2. Traffic | Dear Mr. Fantasy
Picture your head on a soft silk pillow, with your body laying upon an Oriental rug. Delicate incense smoke winds into the air, friends are nearby talking quietly, and laughing. Dear Mr. Fantasy is playing, and there's nowhere else you'd rather be.

3. Neil Young | Cinnamon Girl
Who is the girl you loved but don't talk to any more? Who wore blue jeans and laughed easily, her long hair blowing in the wind and sunlight ? Cinnamon Girl.

4. The Incredible String Band | Witches' Hat
More songs from the briar woods, for the quiet and shy people, the free folk.

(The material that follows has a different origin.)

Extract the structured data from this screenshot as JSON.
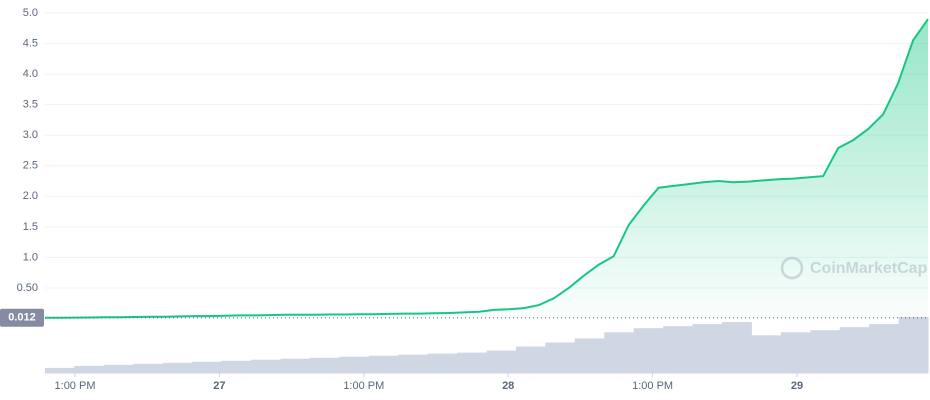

Wild Music for elves.

5. Jessica Pratt | Bushel Hyde
I think of Jessica Pratt as a soul sister in the Music she makes, Gentle Music belying themes of Longing and Aloneness.

6. Traffic | Rainmaker
Melancholy beauty, maybe I miss my old home? We lived in Taiwan then and listened to Music on a reel to reel, as well as vinyl.

7. The Rolling Stones | Moonlight Mile
Coming home very late at night from gigs, smoking the last cigarettes of the day, this song keeps me company as I drive home to my sleeping husband, I love him so much.

8. Iggy Pop | Funtime
I heard a snippet of this amazing song in a vampire movie I loved, called The Hunger. It came out in 1983 and had David Bowie in it, and Catherine Deneuve. I bought the soundtrack, but this song wasn't on it. This was pre-Internet, and no one could tell me what it was, or who sang it. Then, years later, I went to a party in Colorado, and someone told me about Iggy Pop/The Idiot, which I bought that week on vinyl.

9. The Jimi Hendrix Experience | Manic Depression
Beautiful Jimi Hendrix guitar and voice floats over a roiling sea of triple metre, Mitch Mitchell's gorgeous Jazz drumming. Loving someone who won't be loved, but needs it, cries out for it.

10. Ace Frehley | New York Groove
This one is kind of a joke, in that it always make me smile. I live in a small town, and the elation I feel when I drive into NYC to play Music is very real, and I get so excited. If I didn't make myself laugh, I might get nervous! Someone told me: Angels fly because they take themselves lightly.